The result I get from valid.py is different from what I get from cocoapi.

ArchNew commented 6 years ago

I did the validation via valid.py and put the json file generated in the process through the cocoapi. These two gave rather different results. The cocoapi's result is more than 20% lower than valid.py's. Do you have different coordinates system? If so, could you so kindly tell us the conversion formula between your system and cocoapi's? Thanks!

leoxiaobin commented 6 years ago

the system's results are also from cocoapi

ArchNew commented 6 years ago

I know, that's why I'm confused. I use valid.py, the result is: (on my own datasets)
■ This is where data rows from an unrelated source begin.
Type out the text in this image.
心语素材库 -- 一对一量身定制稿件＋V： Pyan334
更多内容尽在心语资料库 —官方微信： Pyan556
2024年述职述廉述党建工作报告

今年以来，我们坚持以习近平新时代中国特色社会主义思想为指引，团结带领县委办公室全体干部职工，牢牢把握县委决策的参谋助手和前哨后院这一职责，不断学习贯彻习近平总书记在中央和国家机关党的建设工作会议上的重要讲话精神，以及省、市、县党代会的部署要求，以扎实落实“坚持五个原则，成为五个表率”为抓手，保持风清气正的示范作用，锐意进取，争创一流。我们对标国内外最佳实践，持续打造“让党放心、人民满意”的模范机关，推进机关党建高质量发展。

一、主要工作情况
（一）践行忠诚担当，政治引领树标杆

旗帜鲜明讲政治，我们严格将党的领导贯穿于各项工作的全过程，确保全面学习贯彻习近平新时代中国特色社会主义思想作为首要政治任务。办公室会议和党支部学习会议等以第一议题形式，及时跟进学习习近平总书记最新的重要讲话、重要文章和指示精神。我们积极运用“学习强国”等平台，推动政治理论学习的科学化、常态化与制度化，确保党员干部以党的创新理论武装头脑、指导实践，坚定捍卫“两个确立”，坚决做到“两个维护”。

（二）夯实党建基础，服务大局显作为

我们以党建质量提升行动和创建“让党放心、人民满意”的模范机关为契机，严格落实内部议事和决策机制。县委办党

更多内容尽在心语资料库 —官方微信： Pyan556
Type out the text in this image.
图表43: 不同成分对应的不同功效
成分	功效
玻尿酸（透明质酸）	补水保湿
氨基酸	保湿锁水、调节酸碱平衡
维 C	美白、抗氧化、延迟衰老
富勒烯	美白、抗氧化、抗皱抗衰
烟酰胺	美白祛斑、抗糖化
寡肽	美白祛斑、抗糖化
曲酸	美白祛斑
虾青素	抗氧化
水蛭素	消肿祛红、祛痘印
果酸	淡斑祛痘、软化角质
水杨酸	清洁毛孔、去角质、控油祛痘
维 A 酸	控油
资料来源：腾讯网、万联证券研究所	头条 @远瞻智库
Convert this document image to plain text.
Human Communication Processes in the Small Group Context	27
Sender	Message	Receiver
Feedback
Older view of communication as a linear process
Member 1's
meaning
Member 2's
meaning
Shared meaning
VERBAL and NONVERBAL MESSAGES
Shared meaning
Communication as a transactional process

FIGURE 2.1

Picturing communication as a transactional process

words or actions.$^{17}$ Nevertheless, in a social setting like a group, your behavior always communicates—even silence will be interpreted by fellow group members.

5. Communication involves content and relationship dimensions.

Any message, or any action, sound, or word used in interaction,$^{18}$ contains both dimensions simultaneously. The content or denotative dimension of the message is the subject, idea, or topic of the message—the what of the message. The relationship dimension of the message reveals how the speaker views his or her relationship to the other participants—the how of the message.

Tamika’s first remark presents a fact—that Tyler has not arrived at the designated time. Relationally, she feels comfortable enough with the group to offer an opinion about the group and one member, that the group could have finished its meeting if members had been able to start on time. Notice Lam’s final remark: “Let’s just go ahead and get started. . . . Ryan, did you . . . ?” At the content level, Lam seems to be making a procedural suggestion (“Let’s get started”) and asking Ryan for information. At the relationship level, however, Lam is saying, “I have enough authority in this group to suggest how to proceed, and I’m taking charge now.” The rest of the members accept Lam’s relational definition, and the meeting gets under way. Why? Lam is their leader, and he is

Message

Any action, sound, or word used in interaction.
 Average Precision  (AP) @[ IoU=0.50:0.95 | area=   all | maxDets= 20 ] = 0.687
 Average Precision  (AP) @[ IoU=0.50      | area=   all | maxDets= 20 ] = 0.876
 Average Precision  (AP) @[ IoU=0.75      | area=   all | maxDets= 20 ] = 0.754
 Average Precision  (AP) @[ IoU=0.50:0.95 | area=medium | maxDets= 20 ] = 0.410
 Average Precision  (AP) @[ IoU=0.50:0.95 | area= large | maxDets= 20 ] = 0.725
 Average Recall     (AR) @[ IoU=0.50:0.95 | area=   all | maxDets= 20 ] = 0.714
 Average Recall     (AR) @[ IoU=0.50      | area=   all | maxDets= 20 ] = 0.885
 Average Recall     (AR) @[ IoU=0.75      | area=   all | maxDets= 20 ] = 0.773
 Average Recall     (AR) @[ IoU=0.50:0.95 | area=medium | maxDets= 20 ] = 0.444
 Average Recall     (AR) @[ IoU=0.50:0.95 | area= large | maxDets= 20 ] = 0.753

and I took out the json generated here, put it through cocoapi, the result is:

 Average Precision  (AP) @[ IoU=0.50:0.95 | area=   all | maxDets=100 ] = 0.509
 Average Precision  (AP) @[ IoU=0.50      | area=   all | maxDets=100 ] = 0.914
 Average Precision  (AP) @[ IoU=0.75      | area=   all | maxDets=100 ] = 0.572
 Average Precision  (AP) @[ IoU=0.50:0.95 | area= small | maxDets=100 ] = 0.031
 Average Precision  (AP) @[ IoU=0.50:0.95 | area=medium | maxDets=100 ] = 0.375
 Average Precision  (AP) @[ IoU=0.50:0.95 | area= large | maxDets=100 ] = 0.526
 Average Recall     (AR) @[ IoU=0.50:0.95 | area=   all | maxDets=  1 ] = 0.093
 Average Recall     (AR) @[ IoU=0.50:0.95 | area=   all | maxDets= 10 ] = 0.505
 Average Recall     (AR) @[ IoU=0.50:0.95 | area=   all | maxDets=100 ] = 0.557
 Average Recall     (AR) @[ IoU=0.50:0.95 | area= small | maxDets=100 ] = 0.053
 Average Recall     (AR) @[ IoU=0.50:0.95 | area=medium | maxDets=100 ] = 0.443
 Average Recall     (AR) @[ IoU=0.50:0.95 | area= large | maxDets=100 ] = 0.575

I took a peek at the result, addition to image_id, category_id, keypoints and score, the file also has 'center' and 'scale'. Should I use the 'center' and 'scale' to perform some kind of transformation in order to have the results valid.py gave out? Or it's just the difference between maxDets?

leoxiaobin commented 6 years ago

For keypoint detection, the maxDets is 20, why your result using cocoapi is 100?

ArchNew commented 6 years ago

Thanks! I'm a rookie in research, still have got a lot of things to learn.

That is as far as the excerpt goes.